Comments 14: line 412 relevant. To be discussed with the worldwide issues of healthcare personnel lack and turnover that limits team cohesion and fellowship.

 

Response 14: Thanks for your suggestion. Therefore, we modified the results section in page 10 line 454 to 457:

“Global healthcare provider shortages and high turnover disrupt stable team development necessary for safe peri-operative care; constant onboarding hinders the cohesive teamwork and shared understanding gained through long-term collaboration, potentially compromising patient safety [55,56].”

 

Comments 15: line 431 relevant. Considering nurses’ answers also the basic rules of theatre behaviours, equipment, clothing, … must be continuously monitored, evaluated and recalled.

 

Response 15: Agrees for this suggestion. Therefore, we modified the discussion section in page 11 line 489 to 497:

“Moreover, they stressed the significance of staying current with cutting-edge innovations to adapt to the constantly shifting realm of surgical procedures [56,60]. The findings of this study highlighted that nurses believe basic rules regarding theatre behaviors, equipment, clothing, and procedural practices require continuous monitoring, evaluation, and reinforcement. This constant vigilance is essential not only for maintaining current standards but also for integrating new technologies and evolving best practices into daily routines. This emphasis on continuous learning and adaptation highlights the dynamic nature of the surgical environment and the nurses’ commitment to providing safe and effective patient care.”

 

Comments 16: chapter 4.2 please revise with previous consideration on covid 19 relevance on the investigation and with the mean activity experience (more than 8 years) reflecting broader attitudes and perceptions. 

 

Response 16: Agrees for this suggestion. Therefore, we modified the implications for practice section in page 12 line 518 to 528.

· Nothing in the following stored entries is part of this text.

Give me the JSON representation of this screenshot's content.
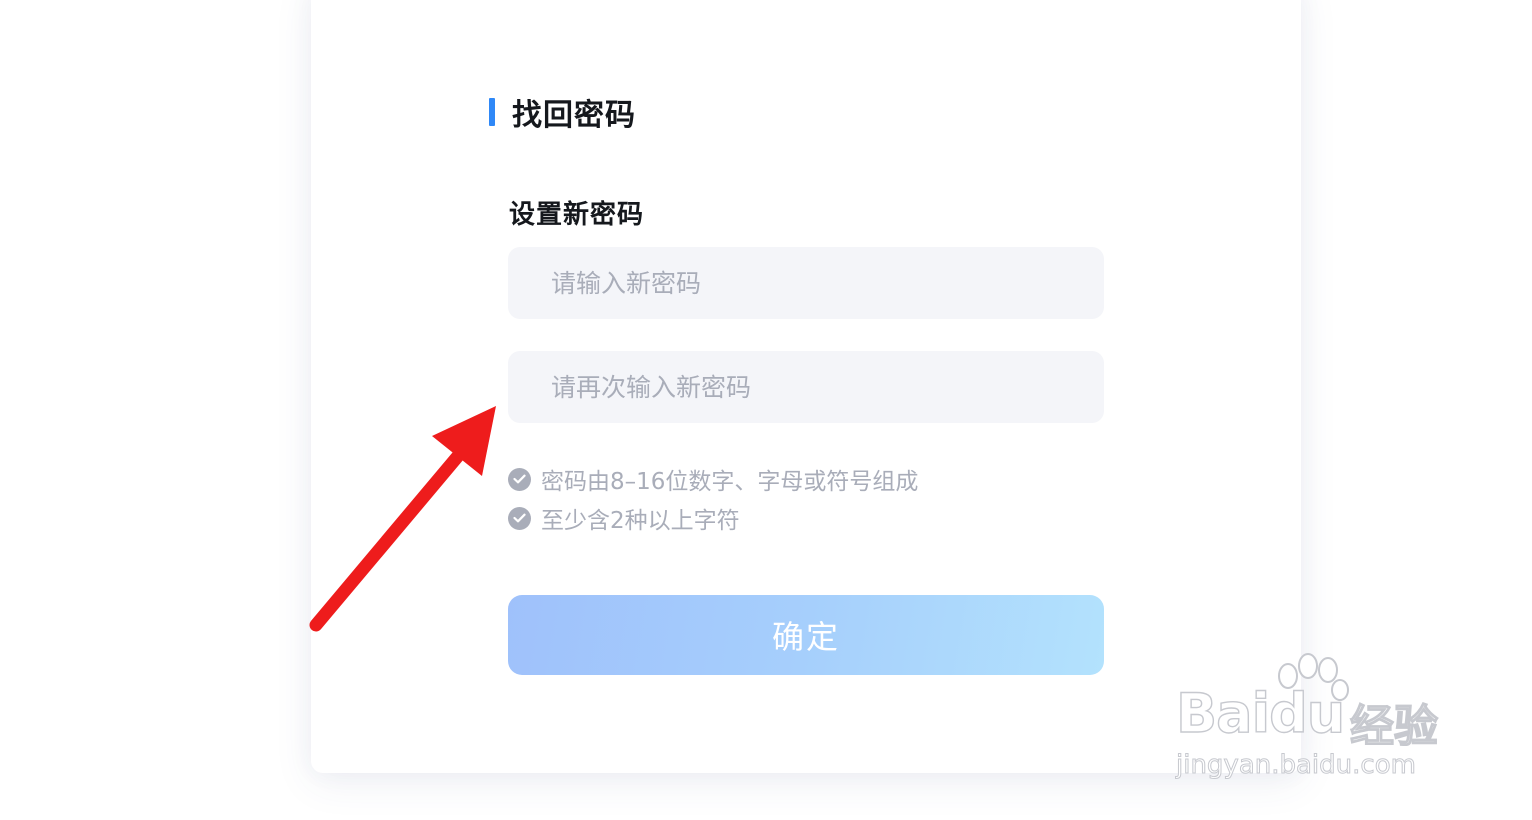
{
  "page": {
    "title": "找回密码",
    "section_label": "设置新密码"
  },
  "form": {
    "new_password": {
      "value": "",
      "placeholder": "请输入新密码"
    },
    "confirm_password": {
      "value": "",
      "placeholder": "请再次输入新密码"
    },
    "rules": [
      {
        "text": "密码由8–16位数字、字母或符号组成",
        "icon": "check-circle-icon"
      },
      {
        "text": "至少含2种以上字符",
        "icon": "check-circle-icon"
      }
    ],
    "submit_label": "确定"
  },
  "watermark": {
    "brand": "Baidu",
    "cn": "经验",
    "url": "jingyan.baidu.com"
  },
  "colors": {
    "accent": "#2f88f7",
    "button_gradient_start": "#9fc1fb",
    "button_gradient_end": "#b3e2fd",
    "field_bg": "#f4f5f9",
    "hint": "#a9adb9",
    "annotation_arrow": "#ee1c1c"
  }
}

“Conducted during the COVID-19 pandemic, this study’s findings may reflect the exceptional circumstances and adaptations characterizing this period. The pandemic’s influence on staffing, protocols, and healthcare system capacity likely shaped participant experiences and perspectives. Subsequent research should address these limitations by investigating the enduring impact of the pandemic on theater nurses, including potential shifts in practices, attitudes, and perceptions, investigating how the pan-demic has reshaped these is significant for informing future training, resource allocation, and support systems. Specially, examining the pandemic’s influence on communication dynamics, teamwork efficacy, and occupational stress levels within peri-operative teams warrants further investigation.”